Indústria audiovisual brasileira está dividida pelo PL 8.889

Indústria audiovisual brasileira está dividida pelo PL 8.889

Rodrigo Saturnino Braga
04 nov 25

Imagem destaque

Fernando Frazão/Agência Brasil

Ato em frente à Agência Nacional do Cinema (Ancine), no Rio de Janeiro.

 O deputado federal Doutor Luizinho (PP-RJ), relator do substitutivo do PL 8.889/17 que dispõe sobre a regulação do mercado de VOD, realizou alterações no texto original após entendimentos com lideranças do setor audiovisual, com representantes do Ministério da Cultura (MinC) e com a deputada federal Jandira Feghali (PCdoB-RJ).

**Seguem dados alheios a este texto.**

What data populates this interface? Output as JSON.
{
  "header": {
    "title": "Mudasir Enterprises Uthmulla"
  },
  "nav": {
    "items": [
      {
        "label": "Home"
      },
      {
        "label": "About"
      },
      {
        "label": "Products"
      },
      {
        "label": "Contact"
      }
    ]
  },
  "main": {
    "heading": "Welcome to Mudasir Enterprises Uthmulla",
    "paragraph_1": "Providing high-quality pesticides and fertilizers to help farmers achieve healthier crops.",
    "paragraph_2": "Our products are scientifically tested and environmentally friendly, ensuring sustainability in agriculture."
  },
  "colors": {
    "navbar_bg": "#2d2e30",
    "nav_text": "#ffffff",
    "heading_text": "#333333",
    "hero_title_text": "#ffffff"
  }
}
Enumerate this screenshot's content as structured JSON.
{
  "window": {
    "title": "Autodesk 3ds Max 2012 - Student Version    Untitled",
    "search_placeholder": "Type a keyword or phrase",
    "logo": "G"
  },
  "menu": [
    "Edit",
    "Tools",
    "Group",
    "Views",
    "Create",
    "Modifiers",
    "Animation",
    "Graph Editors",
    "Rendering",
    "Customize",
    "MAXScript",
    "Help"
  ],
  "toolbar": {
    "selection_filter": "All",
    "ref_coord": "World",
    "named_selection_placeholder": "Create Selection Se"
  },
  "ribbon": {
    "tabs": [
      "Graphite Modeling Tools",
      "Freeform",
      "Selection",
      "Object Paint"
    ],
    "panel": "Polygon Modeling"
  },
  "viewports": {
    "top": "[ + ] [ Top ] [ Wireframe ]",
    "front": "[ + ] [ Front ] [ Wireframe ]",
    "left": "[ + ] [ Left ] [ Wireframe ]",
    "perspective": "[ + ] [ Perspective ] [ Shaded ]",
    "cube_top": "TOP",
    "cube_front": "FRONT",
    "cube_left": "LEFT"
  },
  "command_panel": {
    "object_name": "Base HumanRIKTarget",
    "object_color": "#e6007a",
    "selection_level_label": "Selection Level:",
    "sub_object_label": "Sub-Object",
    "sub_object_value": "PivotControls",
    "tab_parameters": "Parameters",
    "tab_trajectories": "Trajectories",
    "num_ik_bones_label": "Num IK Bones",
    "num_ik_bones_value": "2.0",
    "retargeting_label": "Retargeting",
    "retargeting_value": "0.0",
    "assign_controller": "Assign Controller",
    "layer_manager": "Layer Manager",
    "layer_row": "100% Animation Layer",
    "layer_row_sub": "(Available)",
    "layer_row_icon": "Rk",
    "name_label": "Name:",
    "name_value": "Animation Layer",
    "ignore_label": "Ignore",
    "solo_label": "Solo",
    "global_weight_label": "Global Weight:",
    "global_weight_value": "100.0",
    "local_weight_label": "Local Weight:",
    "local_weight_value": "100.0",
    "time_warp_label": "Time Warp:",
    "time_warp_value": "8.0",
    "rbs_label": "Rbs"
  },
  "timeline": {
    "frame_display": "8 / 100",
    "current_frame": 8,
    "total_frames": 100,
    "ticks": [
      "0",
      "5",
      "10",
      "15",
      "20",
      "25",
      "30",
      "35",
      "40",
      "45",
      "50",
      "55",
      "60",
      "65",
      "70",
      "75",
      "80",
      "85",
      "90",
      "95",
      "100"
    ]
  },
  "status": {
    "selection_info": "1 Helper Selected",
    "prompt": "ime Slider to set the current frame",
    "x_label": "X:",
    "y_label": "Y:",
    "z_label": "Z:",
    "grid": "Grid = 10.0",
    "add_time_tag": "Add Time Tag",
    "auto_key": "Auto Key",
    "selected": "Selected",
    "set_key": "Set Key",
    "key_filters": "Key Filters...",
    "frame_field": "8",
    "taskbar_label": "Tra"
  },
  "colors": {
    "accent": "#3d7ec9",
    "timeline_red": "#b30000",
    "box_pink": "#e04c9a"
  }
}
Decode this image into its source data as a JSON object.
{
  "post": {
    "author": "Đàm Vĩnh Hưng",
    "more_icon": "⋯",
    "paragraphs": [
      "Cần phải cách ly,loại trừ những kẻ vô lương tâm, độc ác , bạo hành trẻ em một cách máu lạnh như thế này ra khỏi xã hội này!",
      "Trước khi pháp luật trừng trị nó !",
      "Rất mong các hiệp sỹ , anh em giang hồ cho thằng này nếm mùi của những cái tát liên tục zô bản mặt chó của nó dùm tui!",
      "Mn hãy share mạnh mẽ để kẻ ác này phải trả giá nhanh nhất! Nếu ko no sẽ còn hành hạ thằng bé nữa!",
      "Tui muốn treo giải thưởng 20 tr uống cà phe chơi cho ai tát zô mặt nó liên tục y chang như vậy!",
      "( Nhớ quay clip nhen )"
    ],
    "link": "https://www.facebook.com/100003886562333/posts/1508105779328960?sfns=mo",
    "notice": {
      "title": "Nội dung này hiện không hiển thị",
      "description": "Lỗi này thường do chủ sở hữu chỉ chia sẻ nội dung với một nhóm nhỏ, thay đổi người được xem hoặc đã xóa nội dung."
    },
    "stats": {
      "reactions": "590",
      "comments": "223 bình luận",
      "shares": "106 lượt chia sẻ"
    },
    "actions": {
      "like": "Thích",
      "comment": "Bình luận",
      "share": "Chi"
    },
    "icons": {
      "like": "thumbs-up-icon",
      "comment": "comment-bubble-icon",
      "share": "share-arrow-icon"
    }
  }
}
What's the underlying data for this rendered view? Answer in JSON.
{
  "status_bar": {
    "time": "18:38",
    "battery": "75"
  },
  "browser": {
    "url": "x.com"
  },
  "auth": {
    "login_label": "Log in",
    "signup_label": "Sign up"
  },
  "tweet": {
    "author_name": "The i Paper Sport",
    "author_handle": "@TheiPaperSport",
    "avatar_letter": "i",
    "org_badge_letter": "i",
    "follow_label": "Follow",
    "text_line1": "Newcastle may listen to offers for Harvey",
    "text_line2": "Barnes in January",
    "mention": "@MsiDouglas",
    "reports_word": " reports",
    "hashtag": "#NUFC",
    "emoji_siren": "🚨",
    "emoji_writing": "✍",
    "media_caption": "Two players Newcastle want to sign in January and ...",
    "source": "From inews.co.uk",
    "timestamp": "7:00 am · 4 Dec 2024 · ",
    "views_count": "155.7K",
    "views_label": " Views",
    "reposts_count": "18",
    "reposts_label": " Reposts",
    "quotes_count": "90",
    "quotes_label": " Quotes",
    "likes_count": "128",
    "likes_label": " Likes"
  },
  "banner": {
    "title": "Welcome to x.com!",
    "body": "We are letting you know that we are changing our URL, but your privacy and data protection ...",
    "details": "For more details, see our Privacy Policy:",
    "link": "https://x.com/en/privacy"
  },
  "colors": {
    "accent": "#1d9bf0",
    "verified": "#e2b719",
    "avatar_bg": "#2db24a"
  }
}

Análises mais detalhadas e cuidadosas da nova redação da proposta demonstram que a produção independente, base do modelo de negócios da indústria audiovisual brasileira, não está ameaçada. Ao contrário, o autor manteve o conceito de conteúdo brasileiro independente estabelecido na Lei 12.485 e MP 2228 e o ampliou a partir do conceito dos agentes relevantes. Em 2001, data da MP 2228, não havia plataformas de streaming e a lei não podia restringir a sua participação. A nova redação do PL atualiza a definição para proibir que a produtora de uma obra audiovisual brasileira independente seja coligada a um “agente relevante", definindo este (no Art. 4º, XI) como o próprio "provedor de serviço de streaming audiovisual". 

Essas análises basearam manifestações favoráveis à redação do relator: uma carta de apoio, assinada por 51 importantes produtoras independentes, foi enviada ao deputado Doutor Luizinho e ao presidente da Câmara dos Deputados, Hugo Motta (Republicanos-PB); e um documento divulgado pela Associação dos Artistas Livres (www.artistaslivres.com.br) pede a votação e a aprovação do projeto. 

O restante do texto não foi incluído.